Dr. Ralf Brauksiepe (Staatssekretär:in)

Politiker ID: 11003055

Herr Kollege, Sie haben gesagt: „Was ich mich frage“. Offenbar haben Sie jetzt aber mich gefragt.

Niema Movassat (Mitglied des Bundestages)

Politiker ID: 11004114, Fraktion: DIE LINKE. (DIE LINKE.)

Ja.

Dr. Ralf Brauksiepe (Staatssekretär:in)

Politiker ID: 11003055

Gut. Dann antworte ich inhaltlich so, wie ich das auch vorher schon gemacht habe: Wir haben klare völkerrechtliche Verträge mit den Vereinigten Staaten. Wir haben in die identische Richtung gehende darüber hinausgehende Zusicherungen, und wir haben in unserem Land Strafverfolgungsbehörden, deren Aufgabe es ist, bei entsprechendem Anlass - falls sie den sehen - Ermittlungen einzuleiten. So ist unser Rechtswegestaat organisiert. Die Bewertung eines konkreten Drohneneinsatzes - auch das möchte ich wiederholen - kann nur im Einzelfall erfolgen. Wie Sie den von Ihnen hier zitierten Presseberichterstattungen, die ich ebenfalls auszugsweise zitiert habe, entnehmen können, sind solche Einsätze nicht grundsätzlich völkerrechtswidrig. Die Völkerrechtswidrigkeit könnte nur im Einzelfall festgestellt werden. Dies ist von den zuständigen Stellen aber bisher in keinem Fall erfolgt.

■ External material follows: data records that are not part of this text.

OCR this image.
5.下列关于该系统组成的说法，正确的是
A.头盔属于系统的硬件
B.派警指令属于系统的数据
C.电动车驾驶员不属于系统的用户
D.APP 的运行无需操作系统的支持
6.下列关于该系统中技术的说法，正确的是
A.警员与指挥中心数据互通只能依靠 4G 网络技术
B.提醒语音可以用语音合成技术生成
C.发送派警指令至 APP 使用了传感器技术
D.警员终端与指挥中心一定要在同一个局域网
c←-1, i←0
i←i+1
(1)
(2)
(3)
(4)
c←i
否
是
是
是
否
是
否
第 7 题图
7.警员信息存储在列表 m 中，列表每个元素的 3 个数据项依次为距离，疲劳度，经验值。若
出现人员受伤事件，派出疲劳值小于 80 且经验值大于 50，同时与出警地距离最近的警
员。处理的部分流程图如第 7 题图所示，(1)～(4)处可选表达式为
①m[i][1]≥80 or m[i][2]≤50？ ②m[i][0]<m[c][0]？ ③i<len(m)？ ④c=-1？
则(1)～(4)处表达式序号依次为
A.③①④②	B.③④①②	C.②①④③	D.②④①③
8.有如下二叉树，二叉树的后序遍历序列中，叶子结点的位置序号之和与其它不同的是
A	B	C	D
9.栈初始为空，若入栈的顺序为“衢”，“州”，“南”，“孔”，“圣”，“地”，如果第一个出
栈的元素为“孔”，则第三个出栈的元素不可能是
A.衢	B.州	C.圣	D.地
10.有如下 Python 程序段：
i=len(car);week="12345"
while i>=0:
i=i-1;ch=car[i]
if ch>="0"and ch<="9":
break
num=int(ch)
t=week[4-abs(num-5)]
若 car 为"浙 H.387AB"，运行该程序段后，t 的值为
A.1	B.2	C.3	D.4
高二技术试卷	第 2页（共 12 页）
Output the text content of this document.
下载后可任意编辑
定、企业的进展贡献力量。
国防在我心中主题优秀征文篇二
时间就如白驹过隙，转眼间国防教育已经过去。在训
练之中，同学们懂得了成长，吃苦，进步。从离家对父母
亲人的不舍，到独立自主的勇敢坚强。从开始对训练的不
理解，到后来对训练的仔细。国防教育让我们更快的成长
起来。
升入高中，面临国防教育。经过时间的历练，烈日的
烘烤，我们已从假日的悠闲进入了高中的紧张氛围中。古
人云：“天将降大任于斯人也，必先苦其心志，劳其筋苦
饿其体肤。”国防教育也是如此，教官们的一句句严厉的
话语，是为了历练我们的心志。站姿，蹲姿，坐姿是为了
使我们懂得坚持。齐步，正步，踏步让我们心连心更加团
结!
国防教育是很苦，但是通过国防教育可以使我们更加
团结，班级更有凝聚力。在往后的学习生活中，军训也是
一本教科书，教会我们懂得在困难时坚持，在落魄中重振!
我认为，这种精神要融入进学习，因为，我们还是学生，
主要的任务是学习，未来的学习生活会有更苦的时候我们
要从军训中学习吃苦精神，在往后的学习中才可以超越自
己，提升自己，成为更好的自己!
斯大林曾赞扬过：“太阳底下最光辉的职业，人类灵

Claudia Roth (Mitglied des Präsidiums)

Politiker ID: 11003212

Herr Movassat, Sie haben eine zweite Frage.

Niema Movassat (Mitglied des Bundestages)

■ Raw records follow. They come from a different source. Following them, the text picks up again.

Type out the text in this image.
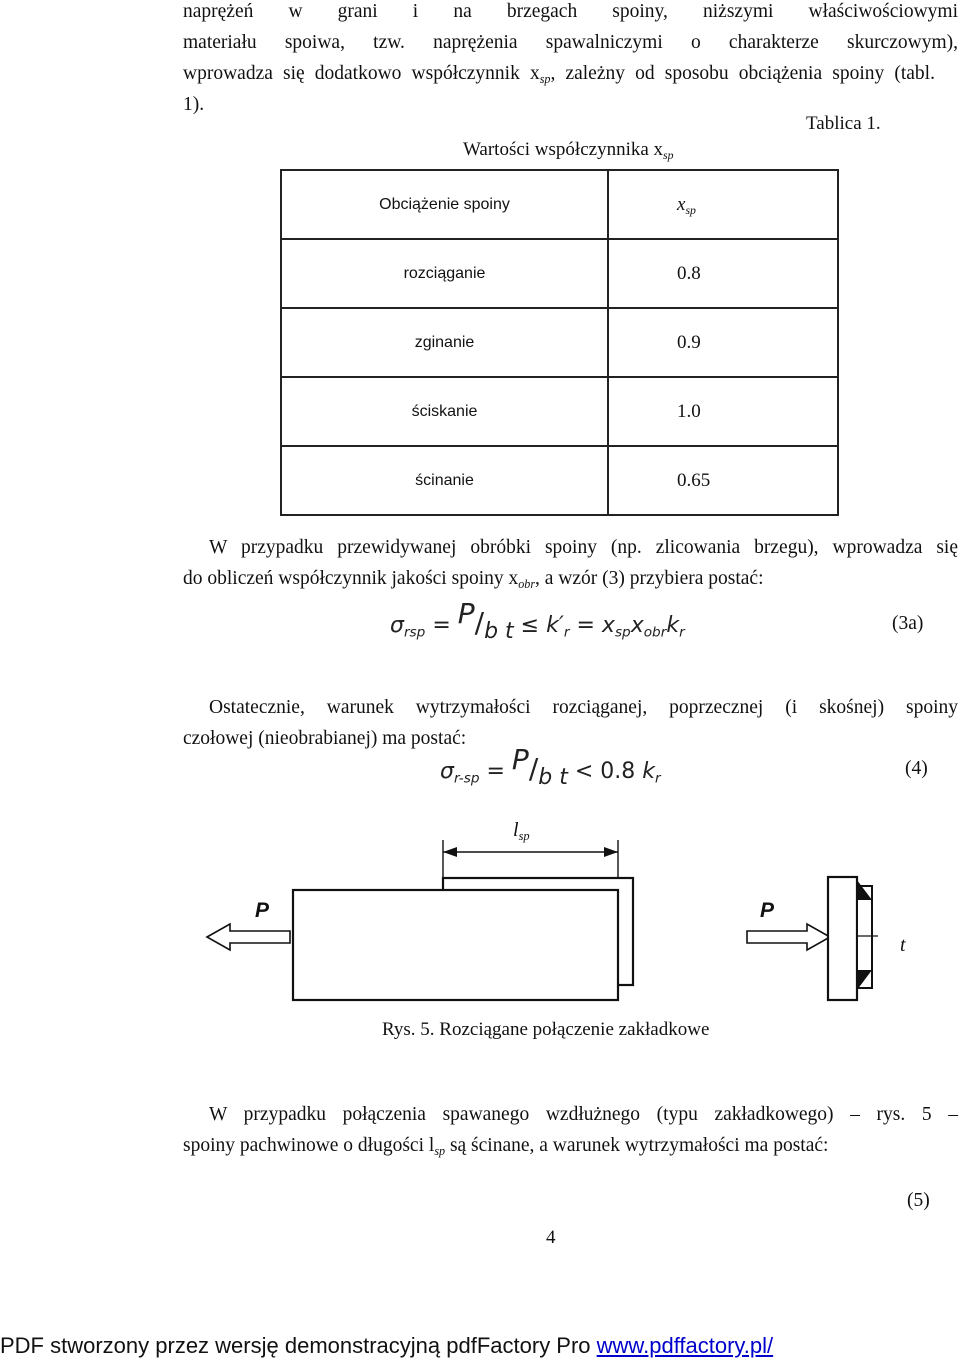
naprężeń w grani i na brzegach spoiny, niższymi właściwościowymi
materiału spoiwa, tzw. naprężenia spawalniczymi o charakterze skurczowym),
wprowadza się dodatkowo współczynnik $x_{sp}$, zależny od sposobu obciążenia spoiny (tabl.
1).
Tablica 1.
Wartości współczynnika $x_{sp}$
Obciążenie spoiny	$x_{sp}$
rozciąganie	0.8
zginanie	0.9
ściskanie	1.0
ścinanie	0.65
W przypadku przewidywanej obróbki spoiny (np. zlicowania brzegu), wprowadza się
do obliczeń współczynnik jakości spoiny $x_{obr}$, a wzór (3) przybiera postać:
$\sigma_{rsp} = P/b$ $t \le k'_r = x_{sp}x_{obr}k_r$	(3a)
Ostatecznie, warunek wytrzymałości rozciąganej, poprzecznej (i skośnej) spoiny
czołowej (nieobrabianej) ma postać:
$\sigma_{r-sp} = P/b$ t < 0.8 $k_r$	(4)
$l_{sp}$
P	P
t
Rys. 5. Rozciągane połączenie zakładkowe
W przypadku połączenia spawanego wzdłużnego (typu zakładkowego) – rys. 5 –
spoiny pachwinowe o długości $l_{sp}$ są ścinane, a warunek wytrzymałości ma postać:
(5)
4
PDF stworzony przez wersję demonstracyjną pdfFactory Pro www.pdffactory.pl/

Politiker ID: 11004114, Fraktion: DIE LINKE. (DIE LINKE.)

Herr Staatssekretär, wenn die ganze Sache so einfach wäre, dann hätte die Bundesregierung keinen Fragenkatalog an die US-Regierung geschickt. Dieser wurde von der US-Regierung ein Jahr lang nicht beantwortet und lag da einfach herum. Dann hat die US-Regierung Ihnen irgendwann das Wort gegeben und zugesichert: Da passiert nichts Rechtswidriges. Da wird natürlich immer sehr geschickt mit Worten agiert. Die US-Regierung sagt, es würden von Ramstein aus keine Drohnenangriffe gestartet und es würde von dort aus nicht gesteuert. Das ist eine interessante Art, Worte zu verwenden. Denn es wurde weder behauptet, dass die Drohneneinsätze von Ramstein aus starten, noch, dass der Pilot in Ramstein sitzt und sie steuert. Der Pilot sitzt in den USA und wird mit Ramstein verbunden. Ich frage mich: Wie kann es sein, dass es die Bundesregierung angesichts solch schwerwiegender Vorwürfe bei einer Zusicherung der US-Regierung belässt und nicht einmal darauf besteht, dass zumindest der Fragenkatalog beantwortet wird? Wir sprechen immerhin von dem möglichen Vorwurf der Beihilfe zum Mord. Das müsste doch für die Bundesregierung, die dem Grundgesetz verpflichtet ist, Anlass genug sein, hier aktiv zu werden.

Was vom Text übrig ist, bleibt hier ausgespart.